Erva amarga

Bernardo Santos

 

             Zé Bigodinho cambaleou.

            Erva danada aquela. Bastou uma golada só, e lá estava ele estirado ao chão. Calmante para os nervos. Coisa ruim de se tomar, tão amarga que estômago cheio ao recebê-la esvaziava de protesto, ânsia, enjoo, vômito. “Coitado dele, pobre rapaz” dizia seu compadre Espinosa da Silva – Espinozinha, como era conhecido nas redondezas do Vale do Rio Grande.

Rapaz prosador, fanático por futebol e torcedor do Galo. Não perdia um só jogo do time favorito. Com os nervos à flor da pele, frouxos, bambos; sentia-se enfraquecido e desapontado. A razão de sua dor era Maria do Carmo, que o trocara por um motoqueiro chegado há poucos dias no vilarejo. Zé Bigodinho os flagrou na beira do rio de lábios colados.

            − Cumpadi, num tem remédio pra modo de consolar dor de corno.

            − Vê lá, Zé Bigodinho! Onde já se viu ficar chorando por causa de mulher? Até parece que Du Carmo é a única.

            − E num é? Fui eu qui ensinou ela beijar e agora quis mostrar que aprendeu em outro. Isso num tá certo não, cumpadi.

            − Quem aprende quer ensinar, Zé Bigodinho.

            − Tá me gozando! Sabe qui sou xonado por ela.

            − Sei sim, cumpadre. Por isso chamei ocês pra apadrinhar o Junior. Até pensei que iam se casar. Era amorzinho pra cá, amorzinho pra lá, e agora... O amor virou ódio, né cumpadre?

            Zé Bigodinho nem respondeu.

            Neste dia deixou de conduzir a boiada do curral à pastagem. Indisposto, não tinha vontade de fazer nada. Era sofrimento puro.

            O motoqueiro desfilava diariamente com seu cavalo de aço vermelho pelas ruas. Vez ou outra, Zé Bigodinho via Maria do Carmo na garupa. O boiadeiro, ainda entregue à solidão, soube mais tarde, através de fofoca, que sua amada estava desesperada. E, mais que depressa, foi correndo à casa dela para saber o motivo.

            − O qui aconteceu, Du Carmo? Fiquei sabendo qui ocê anda triste com o motoqueiro.

            − Ah, Zé Bigodinho! Fui enganada...

            − Di qui modo, Du Carmo?

            − O motoqueiro não é nada daquilo que pensei.

            − Como assim? Num tou entendendo.

            − Pensei que ele gostasse de mim e de meus beijos, e que tivesse aprendido comigo, assim como aprendi com você, só que...

            − Só qui, o quê?

            − Ontem peguei ele ensinando o Tônico da Flor, lá na beira do rio.

            Zé Bigodinho caiu na gargalhada e saiu correndo, dando pulos de alegria. Depois de algum tempo, voltou com uma chaleira e uma chávena em mãos dizendo:

            − Fiz este chá procê. O Cumpadi Espinozinha mi deu a receita. Toma, é bom pros nervo.
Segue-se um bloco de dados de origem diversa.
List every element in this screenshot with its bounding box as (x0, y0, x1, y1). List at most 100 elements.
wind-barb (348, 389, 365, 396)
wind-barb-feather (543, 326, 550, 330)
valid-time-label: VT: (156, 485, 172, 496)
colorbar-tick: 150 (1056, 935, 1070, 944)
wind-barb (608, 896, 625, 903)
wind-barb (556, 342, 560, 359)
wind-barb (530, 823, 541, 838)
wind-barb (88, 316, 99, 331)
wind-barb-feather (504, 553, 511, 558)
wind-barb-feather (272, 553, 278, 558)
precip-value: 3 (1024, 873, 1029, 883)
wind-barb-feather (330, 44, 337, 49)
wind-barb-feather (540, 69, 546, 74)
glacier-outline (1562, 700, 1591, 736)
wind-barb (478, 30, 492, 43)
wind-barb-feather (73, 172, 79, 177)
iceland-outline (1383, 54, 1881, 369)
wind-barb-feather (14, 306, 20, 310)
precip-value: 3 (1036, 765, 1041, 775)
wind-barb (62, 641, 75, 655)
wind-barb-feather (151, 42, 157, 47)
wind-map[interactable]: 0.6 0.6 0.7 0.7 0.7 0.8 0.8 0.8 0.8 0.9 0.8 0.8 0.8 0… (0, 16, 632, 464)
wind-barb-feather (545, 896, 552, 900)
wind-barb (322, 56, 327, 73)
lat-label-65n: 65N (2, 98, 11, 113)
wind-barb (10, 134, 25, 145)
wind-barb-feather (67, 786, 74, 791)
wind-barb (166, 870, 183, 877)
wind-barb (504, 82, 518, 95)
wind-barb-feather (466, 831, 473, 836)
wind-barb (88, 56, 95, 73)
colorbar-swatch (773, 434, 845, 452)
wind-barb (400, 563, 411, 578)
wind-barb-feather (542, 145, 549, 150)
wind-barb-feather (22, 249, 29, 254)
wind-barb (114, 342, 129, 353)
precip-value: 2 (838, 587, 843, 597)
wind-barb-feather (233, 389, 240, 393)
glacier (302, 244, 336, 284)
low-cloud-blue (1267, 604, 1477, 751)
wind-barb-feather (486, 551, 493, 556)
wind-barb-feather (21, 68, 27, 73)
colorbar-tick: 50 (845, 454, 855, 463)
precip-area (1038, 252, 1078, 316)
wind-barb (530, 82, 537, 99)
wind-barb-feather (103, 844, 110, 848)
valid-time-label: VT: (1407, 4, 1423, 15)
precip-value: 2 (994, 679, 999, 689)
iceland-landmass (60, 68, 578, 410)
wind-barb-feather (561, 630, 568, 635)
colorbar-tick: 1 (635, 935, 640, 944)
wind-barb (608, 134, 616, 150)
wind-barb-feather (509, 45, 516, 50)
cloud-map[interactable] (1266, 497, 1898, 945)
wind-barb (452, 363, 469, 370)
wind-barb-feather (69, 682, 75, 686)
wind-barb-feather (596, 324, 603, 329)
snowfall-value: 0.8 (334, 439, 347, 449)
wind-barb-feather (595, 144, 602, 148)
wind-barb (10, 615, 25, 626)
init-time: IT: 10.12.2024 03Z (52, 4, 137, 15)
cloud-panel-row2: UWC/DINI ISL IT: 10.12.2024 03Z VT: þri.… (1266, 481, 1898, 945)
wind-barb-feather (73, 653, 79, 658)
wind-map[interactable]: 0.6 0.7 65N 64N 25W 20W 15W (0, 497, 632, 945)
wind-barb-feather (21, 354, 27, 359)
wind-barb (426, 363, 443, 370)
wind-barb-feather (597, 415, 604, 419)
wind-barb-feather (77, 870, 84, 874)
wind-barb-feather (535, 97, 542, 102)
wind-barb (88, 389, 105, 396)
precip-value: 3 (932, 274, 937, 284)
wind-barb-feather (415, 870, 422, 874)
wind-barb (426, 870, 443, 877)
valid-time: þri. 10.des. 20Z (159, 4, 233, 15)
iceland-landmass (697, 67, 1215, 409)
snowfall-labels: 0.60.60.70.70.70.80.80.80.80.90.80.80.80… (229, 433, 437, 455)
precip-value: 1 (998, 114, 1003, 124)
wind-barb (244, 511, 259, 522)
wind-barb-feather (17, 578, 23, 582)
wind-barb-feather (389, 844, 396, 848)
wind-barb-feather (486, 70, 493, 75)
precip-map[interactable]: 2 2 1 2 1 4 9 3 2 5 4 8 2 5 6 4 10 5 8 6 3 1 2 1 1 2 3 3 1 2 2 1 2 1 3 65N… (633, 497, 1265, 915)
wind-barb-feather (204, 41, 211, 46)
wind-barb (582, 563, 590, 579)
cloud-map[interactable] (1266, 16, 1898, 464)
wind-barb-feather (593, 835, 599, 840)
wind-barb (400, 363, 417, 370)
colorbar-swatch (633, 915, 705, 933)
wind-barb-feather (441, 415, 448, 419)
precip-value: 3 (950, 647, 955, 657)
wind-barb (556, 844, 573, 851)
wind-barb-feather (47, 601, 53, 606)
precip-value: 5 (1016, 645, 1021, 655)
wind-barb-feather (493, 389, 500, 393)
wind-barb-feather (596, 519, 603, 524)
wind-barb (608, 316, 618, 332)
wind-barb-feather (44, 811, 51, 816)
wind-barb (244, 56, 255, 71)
            Maria do Carmo deu uma golada e disse:

            − Eta, chá amargoso sô! Está querendo me derrubar? Que erva danada é esta?

            Zé Bigodinho e Maria do Carmo reataram. O motoqueiro que caiu na boca do povo, envergonhado de seu comportamento, foi-se embora, e ninguém mais teve notícias dele. Tristonho ficou Tônico da Flor, que chorava pelos cantos de saudade, mas também pudera, negou-se a tomar o milagroso calmante.

             Maria do Carmo agora passeava pelas ruas na garupa do belo cavalo negro, que trotava ligeiro, sempre agarrada ao seu cavaleiro, Zé Bigodinho; que a levava todos os dias à beira do rio, só para lhe dar um beijo.